Durfor was fired immediately after she admitted to the St. Louis Zoo’s protection director that she took the organization’s cash, expenses explained.
Ed Hansen, chief government officer of the AAZK, stated the group has 116 chapters at zoos throughout the continent. He stated he believes Durfor was treasurer for the St. Louis chapter and that the chapter learned the thefts when new chapter officers took about.
He reported thefts from AAZK chapters because he joined the corporation in 1994 have been rare and that this is potentially the 3rd time a person has stolen chapter cash. But never, he explained, “to this magnitude.”
Thieving from a conservation team such as AAZK is “disturbing,” he claimed.
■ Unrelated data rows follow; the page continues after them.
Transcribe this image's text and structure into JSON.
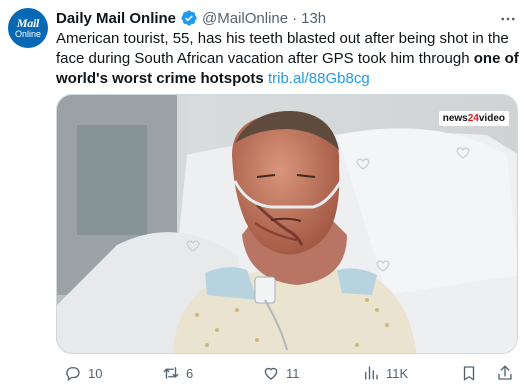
{
  "author": {
    "avatar_line1": "Mail",
    "avatar_line2": "Online",
    "name": "Daily Mail Online",
    "handle": "@MailOnline",
    "separator": "·",
    "time": "13h",
    "verified_color": "#1d9bf0"
  },
  "tweet": {
    "text_plain": "American tourist, 55, has his teeth blasted out after being shot in the face during South African vacation after GPS took him through ",
    "text_bold": "one of world's worst crime hotspots",
    "link": "trib.al/88Gb8cg"
  },
  "media": {
    "badge_prefix": "news",
    "badge_num": "24",
    "badge_suffix": "video"
  },
  "actions": {
    "replies": "10",
    "retweets": "6",
    "likes": "11",
    "views": "11K"
  },
  "colors": {
    "link": "#1d9bf0",
    "secondary_text": "#536471",
    "avatar_bg": "#0768b5"
  },
  "icons": [
    "verified-badge-icon",
    "more-options-icon",
    "reply-icon",
    "retweet-icon",
    "like-icon",
    "views-icon",
    "bookmark-icon",
    "share-icon"
  ]
}
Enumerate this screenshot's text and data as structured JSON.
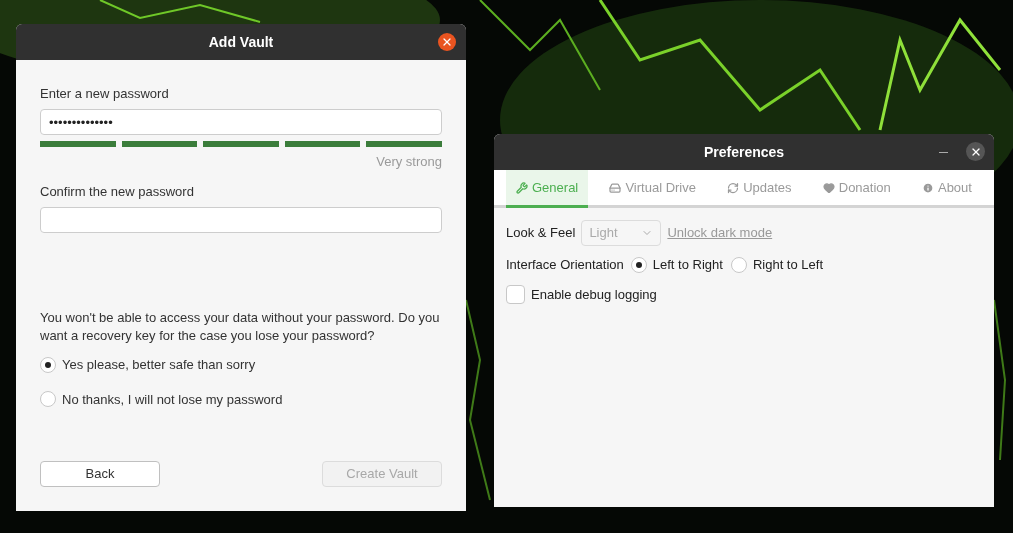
{
  "add_vault": {
    "title": "Add Vault",
    "password": {
      "label": "Enter a new password",
      "value": "••••••••••••••",
      "strength": {
        "level": 1,
        "text": "Very strong"
      }
    },
    "confirm": {
      "label": "Confirm the new password"
    },
    "recovery_question": "You won't be able to access your data without your password. Do you want a recovery key for the case you lose your password?",
    "recovery_options": [
      {
        "label": "Yes please, better safe than sorry",
        "selected": true
      },
      {
        "label": "No thanks, I will not lose my password",
        "selected": false
      }
    ],
    "buttons": [
      {
        "label": "Back",
        "disabled": false
      },
      {
        "label": "Create Vault",
        "disabled": true
      }
    ]
  },
  "preferences": {
    "title": "Preferences",
    "tabs": [
      {
        "label": "General",
        "selected": true
      },
      {
        "label": "Virtual Drive",
        "selected": false
      },
      {
        "label": "Updates",
        "selected": false
      },
      {
        "label": "Donation",
        "selected": false
      },
      {
        "label": "About",
        "selected": false
      }
    ],
    "look_and_feel": {
      "label": "Look & Feel",
      "value": "Light",
      "disabled": true,
      "link": "Unlock dark mode"
    },
    "orientation": {
      "label": "Interface Orientation",
      "options": [
        {
          "label": "Left to Right",
          "selected": true
        },
        {
          "label": "Right to Left",
          "selected": false
        }
      ]
    },
    "debug_logging": {
      "label": "Enable debug logging",
      "checked": false
    }
  }
}
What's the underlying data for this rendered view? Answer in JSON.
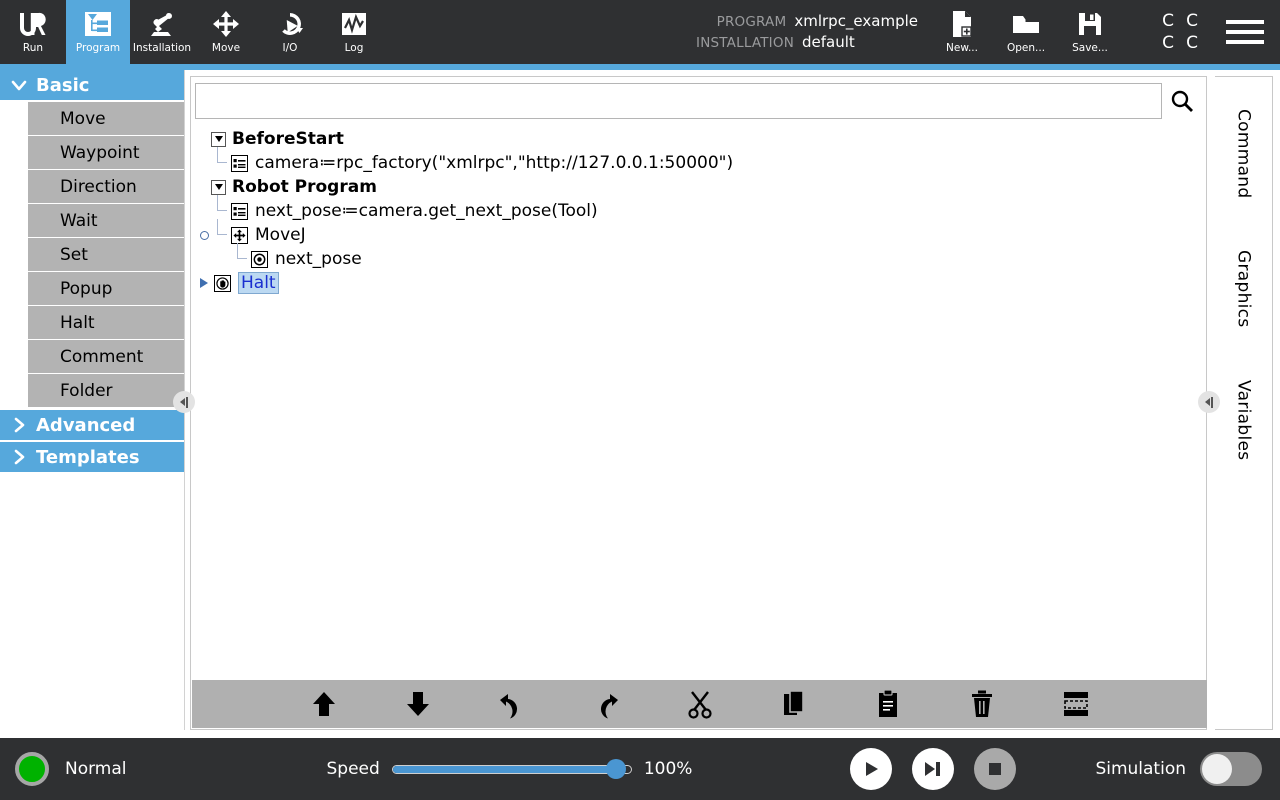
{
  "header": {
    "tabs": [
      {
        "label": "Run",
        "icon": "ur-logo-icon",
        "active": false
      },
      {
        "label": "Program",
        "icon": "program-tree-icon",
        "active": true
      },
      {
        "label": "Installation",
        "icon": "robot-arm-icon",
        "active": false
      },
      {
        "label": "Move",
        "icon": "move-arrows-icon",
        "active": false
      },
      {
        "label": "I/O",
        "icon": "io-gauge-icon",
        "active": false
      },
      {
        "label": "Log",
        "icon": "log-graph-icon",
        "active": false
      }
    ],
    "program_key": "PROGRAM",
    "program_value": "xmlrpc_example",
    "installation_key": "INSTALLATION",
    "installation_value": "default",
    "actions": [
      {
        "label": "New...",
        "icon": "new-file-icon"
      },
      {
        "label": "Open...",
        "icon": "open-folder-icon"
      },
      {
        "label": "Save...",
        "icon": "save-floppy-icon"
      }
    ],
    "cc_grid": [
      "C",
      "C",
      "C",
      "C"
    ],
    "menu_icon": "hamburger-menu-icon",
    "accent_color": "#56a8dc",
    "bar_color": "#2f3032"
  },
  "sidebar": {
    "groups": [
      {
        "label": "Basic",
        "expanded": true,
        "items": [
          "Move",
          "Waypoint",
          "Direction",
          "Wait",
          "Set",
          "Popup",
          "Halt",
          "Comment",
          "Folder"
        ]
      },
      {
        "label": "Advanced",
        "expanded": false,
        "items": []
      },
      {
        "label": "Templates",
        "expanded": false,
        "items": []
      }
    ],
    "collapse_handle_icon": "collapse-left-handle-icon"
  },
  "main": {
    "search": {
      "value": "",
      "placeholder": "",
      "button_icon": "search-icon"
    },
    "tree": [
      {
        "id": "before-start",
        "type": "node",
        "label": "BeforeStart",
        "depth": 0,
        "toggle_icon": "triangle-down-icon",
        "expanded": true
      },
      {
        "id": "camera-assign",
        "type": "leaf",
        "label": "camera≔rpc_factory(\"xmlrpc\",\"http://127.0.0.1:50000\")",
        "depth": 1,
        "icon": "script-assignment-icon",
        "selected": false
      },
      {
        "id": "robot-program",
        "type": "node",
        "label": "Robot Program",
        "depth": 0,
        "toggle_icon": "triangle-down-icon",
        "expanded": true
      },
      {
        "id": "next-pose-assign",
        "type": "leaf",
        "label": "next_pose≔camera.get_next_pose(Tool)",
        "depth": 1,
        "icon": "script-assignment-icon",
        "selected": false
      },
      {
        "id": "movej",
        "type": "leaf",
        "label": "MoveJ",
        "depth": 1,
        "icon": "move-arrows-icon",
        "gutter_icon": "pin-icon",
        "selected": false
      },
      {
        "id": "waypoint-next-pose",
        "type": "leaf",
        "label": "next_pose",
        "depth": 2,
        "icon": "waypoint-target-icon",
        "selected": false
      },
      {
        "id": "halt",
        "type": "leaf",
        "label": "Halt",
        "depth": 1,
        "icon": "halt-hand-icon",
        "gutter_icon": "current-line-arrow-icon",
        "selected": true
      }
    ],
    "toolbar": [
      {
        "name": "move-up-button",
        "icon": "arrow-up-icon"
      },
      {
        "name": "move-down-button",
        "icon": "arrow-down-icon"
      },
      {
        "name": "undo-button",
        "icon": "undo-arrow-icon"
      },
      {
        "name": "redo-button",
        "icon": "redo-arrow-icon"
      },
      {
        "name": "cut-button",
        "icon": "scissors-icon"
      },
      {
        "name": "copy-button",
        "icon": "copy-pages-icon"
      },
      {
        "name": "paste-button",
        "icon": "clipboard-paste-icon"
      },
      {
        "name": "delete-button",
        "icon": "trash-can-icon"
      },
      {
        "name": "suppress-button",
        "icon": "suppress-lines-icon"
      }
    ],
    "selection_bg": "#bcd9f2",
    "selection_fg": "#1a2fd0"
  },
  "right_tabs": [
    {
      "label": "Command",
      "active": true
    },
    {
      "label": "Graphics",
      "active": false
    },
    {
      "label": "Variables",
      "active": false
    }
  ],
  "right_handle_icon": "collapse-right-handle-icon",
  "footer": {
    "status_label": "Normal",
    "status_color": "#00b200",
    "speed_label": "Speed",
    "speed_value": "100%",
    "speed_percent": 100,
    "controls": [
      {
        "name": "play-button",
        "icon": "play-icon",
        "enabled": true
      },
      {
        "name": "step-button",
        "icon": "step-icon",
        "enabled": true
      },
      {
        "name": "stop-button",
        "icon": "stop-icon",
        "enabled": false
      }
    ],
    "simulation_label": "Simulation",
    "simulation_on": false
  }
}
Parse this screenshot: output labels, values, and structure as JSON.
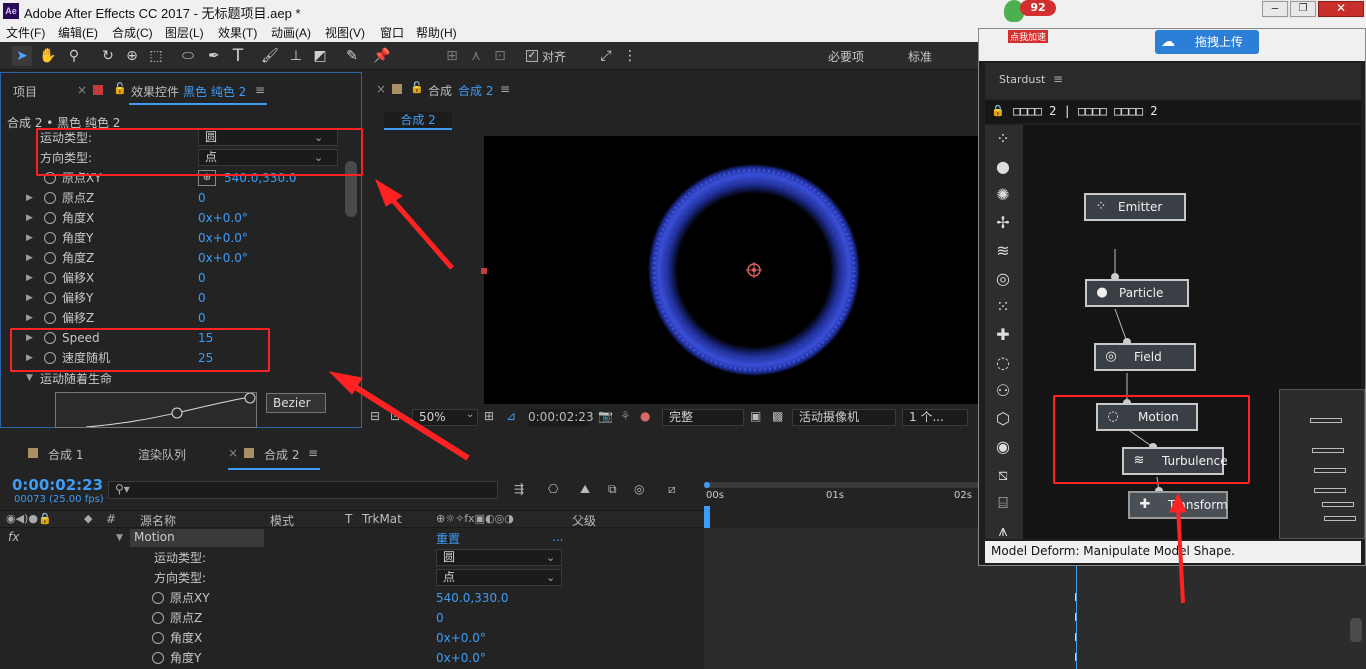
{
  "title_bar": {
    "text": "Adobe After Effects CC 2017 - 无标题项目.aep *",
    "app_icon": "Ae"
  },
  "menu": [
    "文件(F)",
    "编辑(E)",
    "合成(C)",
    "图层(L)",
    "效果(T)",
    "动画(A)",
    "视图(V)",
    "窗口",
    "帮助(H)"
  ],
  "toolbar": {
    "align_label": "对齐",
    "workspaces": [
      "必要项",
      "标准"
    ]
  },
  "overlay": {
    "badge": "92",
    "speed_label": "点我加速",
    "upload_label": "拖拽上传"
  },
  "project_panel": {
    "tab_project": "项目",
    "tab_effects": "效果控件",
    "layer_name": "黑色 纯色 2",
    "breadcrumb": "合成 2 • 黑色 纯色 2"
  },
  "effects": [
    {
      "label": "运动类型:",
      "value": "圆",
      "kind": "dropdown"
    },
    {
      "label": "方向类型:",
      "value": "点",
      "kind": "dropdown"
    },
    {
      "label": "原点XY",
      "value": "540.0,330.0",
      "kind": "point"
    },
    {
      "label": "原点Z",
      "value": "0"
    },
    {
      "label": "角度X",
      "value": "0x+0.0°"
    },
    {
      "label": "角度Y",
      "value": "0x+0.0°"
    },
    {
      "label": "角度Z",
      "value": "0x+0.0°"
    },
    {
      "label": "偏移X",
      "value": "0"
    },
    {
      "label": "偏移Y",
      "value": "0"
    },
    {
      "label": "偏移Z",
      "value": "0"
    },
    {
      "label": "Speed",
      "value": "15"
    },
    {
      "label": "速度随机",
      "value": "25"
    }
  ],
  "motion_life_label": "运动随着生命",
  "bezier_label": "Bezier",
  "comp_panel": {
    "tab": "合成",
    "comp_name": "合成 2",
    "comp_tab": "合成 2",
    "zoom": "50%",
    "timecode": "0:00:02:23",
    "quality": "完整",
    "camera": "活动摄像机",
    "views": "1 个..."
  },
  "timeline": {
    "tabs": [
      "合成 1",
      "渲染队列",
      "合成 2"
    ],
    "timecode": "0:00:02:23",
    "frames": "00073 (25.00 fps)",
    "cols": [
      "源名称",
      "模式",
      "T",
      "TrkMat",
      "父级"
    ],
    "ruler": [
      "00s",
      "01s",
      "02s"
    ],
    "effect_name": "Motion",
    "reset": "重置",
    "dots": "...",
    "fx": "fx",
    "rows": [
      {
        "label": "运动类型:",
        "value": "圆",
        "kind": "dropdown"
      },
      {
        "label": "方向类型:",
        "value": "点",
        "kind": "dropdown"
      },
      {
        "label": "原点XY",
        "value": "540.0,330.0"
      },
      {
        "label": "原点Z",
        "value": "0"
      },
      {
        "label": "角度X",
        "value": "0x+0.0°"
      },
      {
        "label": "角度Y",
        "value": "0x+0.0°"
      }
    ]
  },
  "stardust": {
    "title": "Stardust",
    "layer": "□□□□ 2  |  □□□□ □□□□ 2",
    "status": "Model Deform: Manipulate Model Shape.",
    "nodes": [
      "Emitter",
      "Particle",
      "Field",
      "Motion",
      "Turbulence",
      "Transform"
    ]
  },
  "colors": {
    "annotation": "#ff2222",
    "accent": "#3f9cf5",
    "ring": "#3a4fd8"
  }
}
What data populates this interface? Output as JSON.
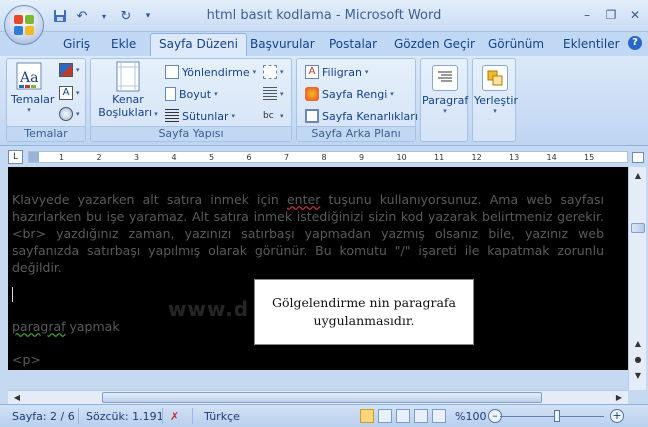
{
  "window": {
    "title": "html basıt kodlama - Microsoft Word"
  },
  "tabs": [
    {
      "label": "Giriş"
    },
    {
      "label": "Ekle"
    },
    {
      "label": "Sayfa Düzeni"
    },
    {
      "label": "Başvurular"
    },
    {
      "label": "Postalar"
    },
    {
      "label": "Gözden Geçir"
    },
    {
      "label": "Görünüm"
    },
    {
      "label": "Eklentiler"
    }
  ],
  "ribbon": {
    "temalar": {
      "button": "Temalar",
      "group": "Temalar"
    },
    "sayfa_yapisi": {
      "kenar_1": "Kenar",
      "kenar_2": "Boşlukları",
      "yonlendirme": "Yönlendirme",
      "boyut": "Boyut",
      "sutunlar": "Sütunlar",
      "group": "Sayfa Yapısı"
    },
    "arka_plan": {
      "filigran": "Filigran",
      "sayfa_rengi": "Sayfa Rengi",
      "kenarliklar": "Sayfa Kenarlıkları",
      "group": "Sayfa Arka Planı"
    },
    "paragraf": "Paragraf",
    "yerlestir": "Yerleştir"
  },
  "ruler": {
    "numbers": [
      "1",
      "2",
      "3",
      "4",
      "5",
      "6",
      "7",
      "8",
      "9",
      "10",
      "11",
      "12",
      "13",
      "14",
      "15"
    ]
  },
  "document": {
    "para_1": "Klavyede yazarken alt satıra inmek için",
    "para_word": "enter",
    "para_2": "tuşunu kullanıyorsunuz. Ama web sayfası hazırlarken bu işe yaramaz. Alt satıra inmek istediğinizi sizin kod yazarak belirtmeniz gerekir. <br> yazdığınız zaman, yazınızı satırbaşı yapmadan yazmış olsanız bile, yazınız web sayfanızda satırbaşı yapılmış olarak görünür. Bu komutu \"/\" işareti ile kapatmak zorunlu değildir.",
    "watermark": "www.d",
    "line2_word": "paragraf",
    "line2_rest": " yapmak",
    "line3": "<p>"
  },
  "callout": {
    "line1": "Gölgelendirme nin paragrafa",
    "line2": "uygulanmasıdır."
  },
  "status": {
    "page": "Sayfa: 2 / 6",
    "words": "Sözcük: 1.191",
    "language": "Türkçe",
    "zoom": "%100"
  }
}
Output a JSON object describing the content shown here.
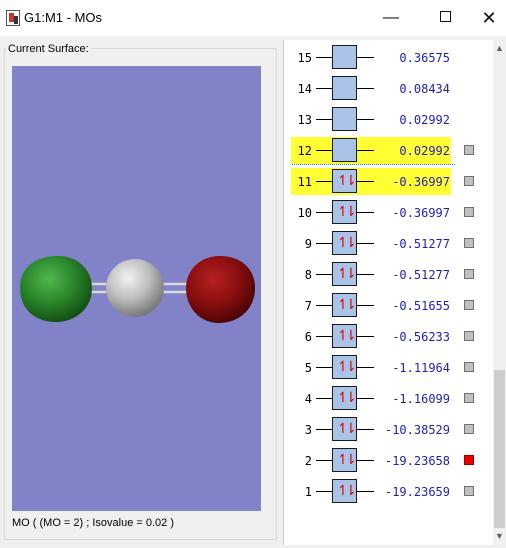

“You’re speaking about teams of animal keepers, specially in this instance at the St. Louis Zoo who are knocking by themselves out performing fundraising for conservation,” Hanson claimed. “And it’s form of a slap in their facial area and the rest of our memberships as well when you’re working together as a group to conserve animals and then another person tampers with that funds.”
According to the St. Louis Zoo’s website, the AAZK has a 19-12 months-aged St. Louis chapter “made up of zookeepers, staff, docents and volunteers devoted to professional treatment and conservation.” The web-site states that when the group is not formally element of the zoo, the group’s “activities and initiatives are entirely endorsed by the zoo.”